CeeD – the Centre for Engineering Education and Development – will tell you that this is an urgent problem to be solved. The current atypical industry demographic is that of older, white men. How does that square with equality and diversity?
Unless our combined leadership in education, in business and in society can take tangible and realistic actions now, we shall fail to attract our young people into engineering. They may eschew it completely, or initially embrace it only to abandon engineering for something else. We have a lack of women and under-represented groups in STEM activities. This isn’t a new problem – we’ve known about it for some time, hoping that, if we can encourage more young people to study STEM subjects at school, they will choose a related career path. It’s certainly getting better but we’re still not seeing this reflected enough in graduate and apprentice numbers.

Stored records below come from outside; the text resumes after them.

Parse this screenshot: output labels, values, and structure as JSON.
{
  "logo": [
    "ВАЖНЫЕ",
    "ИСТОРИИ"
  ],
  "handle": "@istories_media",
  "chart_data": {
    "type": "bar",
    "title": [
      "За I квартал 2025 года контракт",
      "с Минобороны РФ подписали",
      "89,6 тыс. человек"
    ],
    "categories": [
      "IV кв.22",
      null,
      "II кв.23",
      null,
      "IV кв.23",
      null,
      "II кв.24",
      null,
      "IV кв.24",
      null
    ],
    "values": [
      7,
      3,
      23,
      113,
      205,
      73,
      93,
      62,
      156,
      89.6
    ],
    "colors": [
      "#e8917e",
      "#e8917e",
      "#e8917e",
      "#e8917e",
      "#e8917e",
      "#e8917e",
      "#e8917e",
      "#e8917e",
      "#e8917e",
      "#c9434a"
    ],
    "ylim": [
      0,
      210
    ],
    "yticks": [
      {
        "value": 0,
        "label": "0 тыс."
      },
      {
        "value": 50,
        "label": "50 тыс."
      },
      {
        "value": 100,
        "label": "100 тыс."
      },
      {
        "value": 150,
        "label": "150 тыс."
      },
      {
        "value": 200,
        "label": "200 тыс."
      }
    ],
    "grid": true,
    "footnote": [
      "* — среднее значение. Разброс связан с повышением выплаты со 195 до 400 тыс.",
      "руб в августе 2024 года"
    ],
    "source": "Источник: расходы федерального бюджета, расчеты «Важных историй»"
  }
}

In 2016, as an unknown SME, we had our own challenges and problems to add to this. Firstly, attracting people to the unusual nature of our work. Secondly, our recruitment competition is often large, well established, shiny corporates. Thirdly, we needed to ensure that our cultural values of diversity and inclusion was clear, authentic and visible.
First, we set about recruiting a range of young people who were interested in what we do. Our universities in Scotland are excellent but no new graduates emerge with the capability we need – they have to learn fast and apply that learning. But no one even knew we existed.
That directly relates to our second challenge – why come and work for Mage Control Systems and not Thales, Doosan Babcock or Leonardo?
Looking at these two challenges, I led a programme of engagement with employment liaison staff in Strathclyde, Stirling and Glasgow Caledonian universities and, more recently, with Glasgow University. Crucially, they helped subsidise our internships using the Santander Universities scheme for SME placements.
We’ve had 12 engineering interns since 2017: if not for the Santander scheme, as an SME, we’d only have been able to afford six of them. A win-win-win for students, universities and for small businesses.
On hiring graduates, Business Gateway supported us by securing Scottish Enterprise Scotgrad funding – an essential enabler of our growth. This is a crucial provision for STEM SMEs in Scotland and used well, boosts the productivity required to create jobs. In 2018, Scottish SMEs provided 1.2 million jobs, with professional, scientific and technical activities and construction providing almost 28 per cent of that number.
Finally, a word on leadership and organisational culture – it’s about what and who we value. It’s also about what we do and what we say.
Values shape our conversations, our staff development framework, our decisions and team culture as a whole. Whatever your culture is, promote it well and it will attract the right people for your business – it’s all about creating loyalty, motivation, commitment and productivity.
I say to any SME, if we can do it, you certainly can. You just need the right networks of support to create essential growth and opportunities for young people in Scotland’s SMEs.
Janet Menzies, operations director, MAGE Control Systems.